Grossman has brought to a head the growing feeling that the differences between us – the Trotskyists and the Stalinists – were secondary and that the similarities were primary. We were born of a common parentage.
Our differences were apparently unbridgeable. We were for revolution, they were against. But what we had in common was that we both set out to control the workers movement, to direct its activities. It makes no difference that we believed we did everything for revolutionary purposes. The end result was the same; control, suppression of self-organisation, imposition of an external discipline and, above all, the introduction of our hierarchy, our mirror of bourgeois society. Both of our parties, so different in policies and rhetoric, were a microcosm of the very society it proclaimed it was going to overthrow.

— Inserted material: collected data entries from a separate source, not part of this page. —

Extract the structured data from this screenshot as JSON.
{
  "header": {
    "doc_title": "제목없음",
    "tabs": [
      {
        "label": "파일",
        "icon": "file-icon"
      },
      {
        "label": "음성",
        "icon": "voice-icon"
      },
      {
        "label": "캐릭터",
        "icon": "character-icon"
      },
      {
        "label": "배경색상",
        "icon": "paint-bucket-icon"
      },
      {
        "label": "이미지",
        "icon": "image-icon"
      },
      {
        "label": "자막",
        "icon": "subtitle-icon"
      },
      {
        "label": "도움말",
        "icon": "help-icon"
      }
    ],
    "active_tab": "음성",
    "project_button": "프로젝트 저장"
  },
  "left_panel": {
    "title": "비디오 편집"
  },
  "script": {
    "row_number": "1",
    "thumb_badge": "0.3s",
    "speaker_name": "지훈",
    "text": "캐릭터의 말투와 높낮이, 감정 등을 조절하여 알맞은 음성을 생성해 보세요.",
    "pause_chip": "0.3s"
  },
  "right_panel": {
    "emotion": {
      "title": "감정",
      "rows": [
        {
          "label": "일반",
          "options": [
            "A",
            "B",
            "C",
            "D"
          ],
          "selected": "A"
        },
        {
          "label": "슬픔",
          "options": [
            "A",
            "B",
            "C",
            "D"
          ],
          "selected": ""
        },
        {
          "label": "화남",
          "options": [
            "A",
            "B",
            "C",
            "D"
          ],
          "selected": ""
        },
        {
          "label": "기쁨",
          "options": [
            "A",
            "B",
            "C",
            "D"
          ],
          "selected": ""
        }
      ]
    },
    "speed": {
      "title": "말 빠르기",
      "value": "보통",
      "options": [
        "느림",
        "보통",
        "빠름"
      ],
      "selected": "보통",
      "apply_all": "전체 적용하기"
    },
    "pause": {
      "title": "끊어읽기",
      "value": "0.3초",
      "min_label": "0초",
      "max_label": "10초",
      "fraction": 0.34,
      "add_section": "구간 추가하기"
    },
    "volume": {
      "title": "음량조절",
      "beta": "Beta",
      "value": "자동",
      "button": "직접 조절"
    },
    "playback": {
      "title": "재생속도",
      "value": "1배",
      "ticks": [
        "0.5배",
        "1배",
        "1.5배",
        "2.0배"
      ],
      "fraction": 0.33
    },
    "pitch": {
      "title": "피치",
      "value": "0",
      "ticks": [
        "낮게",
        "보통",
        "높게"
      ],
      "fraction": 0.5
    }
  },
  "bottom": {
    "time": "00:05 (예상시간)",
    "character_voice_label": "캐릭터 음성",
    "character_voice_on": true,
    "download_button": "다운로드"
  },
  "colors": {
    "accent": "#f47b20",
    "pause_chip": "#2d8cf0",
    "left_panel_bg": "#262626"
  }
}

Coming back to Grossman’s ‘freedom’ and Marx’s ‘free association of the producers’, there is nothing ‘liberal’ about this. It is what is needed to overcome humanity’s subordination to capital. And if we are to look into the ruins of the Russian Revolution, to dig through the appalling things we denounced and the appalling things we supported, back to the lives of the people Grossman describes in the revolutionary cemetery with their mixed marriages and Jewish inscriptions, their internationalism, then a fitting defence of their titanic struggle is to think about what kind of a ‘party’, or movement or organisation is needed for all those people who are fighting back against the degradations of human society. Surely, after all our experiences, the one thing that can be said for certain, and not many things can be at present, is that it has to begin to correspond in its own existence to incorporate the values, the methods to which we aspire – to the free association of the producers. No movement which continues to uphold the power of men over women, or upholds the power of the ‘expert’ over the young and inexperienced, which encourages the ‘leader’ and ‘led’ mentality can be of use. No movement of self appointed ‘revolutionaries’ which decides that it has the answer which others have to follow can possibly co-ordinate and expand the activities of millions of people around the world who, by trying to live normal lives, have to confront the limitations of capital’s control.